Monday, April 9, 2007

Intimations of mortality

Most of the time I do not at all feel my age. I have just observed my 56th birthday. That number alone is incomprehensible, a concrete number, yes, but really only a vague signifier of the passage of time, an ultimately useless benchmark that only measures out my life in the passage of decades and years.

I pride myself on my unwrinkled face, my quick and rather agile gait, by ability still to take two steps at a time up staircases if I want to, and the relative ease with which I can walk miles along my favorite nature preserve and park trails. I don't get a lot of sleep, and I don't seem to need much. I eat a good, balanced diet, take vitamins, keep my mind stimulated to the point of overstimulation, keep up with what is going on in the world, for better or worse, and deem myself in pretty good health. I am extremely grateful for this.

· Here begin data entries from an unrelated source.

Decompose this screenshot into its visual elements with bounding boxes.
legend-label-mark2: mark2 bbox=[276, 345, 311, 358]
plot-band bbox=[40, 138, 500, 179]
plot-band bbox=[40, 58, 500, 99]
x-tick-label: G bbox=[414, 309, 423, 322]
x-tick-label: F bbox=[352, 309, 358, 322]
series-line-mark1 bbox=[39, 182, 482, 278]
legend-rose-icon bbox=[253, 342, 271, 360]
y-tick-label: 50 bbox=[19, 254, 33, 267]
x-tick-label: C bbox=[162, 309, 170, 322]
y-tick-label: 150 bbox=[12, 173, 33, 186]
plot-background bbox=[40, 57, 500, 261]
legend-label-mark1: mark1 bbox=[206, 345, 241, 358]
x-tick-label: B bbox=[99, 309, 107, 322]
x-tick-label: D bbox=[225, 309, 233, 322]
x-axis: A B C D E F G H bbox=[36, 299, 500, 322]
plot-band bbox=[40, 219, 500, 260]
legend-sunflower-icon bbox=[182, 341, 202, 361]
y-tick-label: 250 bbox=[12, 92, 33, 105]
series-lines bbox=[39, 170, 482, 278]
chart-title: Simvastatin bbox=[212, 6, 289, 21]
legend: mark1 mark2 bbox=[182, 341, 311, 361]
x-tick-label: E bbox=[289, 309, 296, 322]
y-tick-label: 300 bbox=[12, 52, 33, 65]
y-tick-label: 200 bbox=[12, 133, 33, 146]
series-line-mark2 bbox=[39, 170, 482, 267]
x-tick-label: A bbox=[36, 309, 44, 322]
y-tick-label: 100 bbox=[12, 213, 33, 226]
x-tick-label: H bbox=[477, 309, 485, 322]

However, being an observant person by nature and practice, I am sometimes brought face to face with my own mortality, as we all are. This often occurs unexpectedly and in the midst of the most ordinary, innocuous settings, such as a grocery store. There, the other night, bustling about the aisles with my blue, plastic grocery basket, I can across a man, not too many years older than myself, maybe 65, maybe 70, but who seemed to me "elderly" -- pale white legs, slightly wobbly, three-pronged walking cane inside his grocery cart, going his way in slow-motion animation, basically, as do most "elderly" people in grocery stores. They are the shoppers who seem to have all the time in the world to browse the aisles while I just want nothing more than to zip around them and get the heck out of there. That man the other night just struck me as frail, losing the battle to stay mobile and limber with the inexorable passage of years. They will pass soon enough for me, too.

I watched him out of the corner of my eye with a sort of grim fascination, pondering the implications for my own invevitable slowing down. I glanced at his cart: the gallon of low-fat mik, the two loaves of bread that looked very familiar, perhaps the same Pepperidge Farm whole wheat bread that I buy. That gentleman could have been me, up the road, many years from now, hopefully. But I don't want to think about it anymore.



(This is the third and final entry I am posting that was written during a long night of waiting with nothing to do during an open-house March 27 at a local middle school. I was in an empty health sciences classroom, at the end of a long hallway, and everyone seems to stop just short of the room I was in and thus missed my presentation. Fortunately, I had some scrap paper and a pen because I did not feel like reading anything.)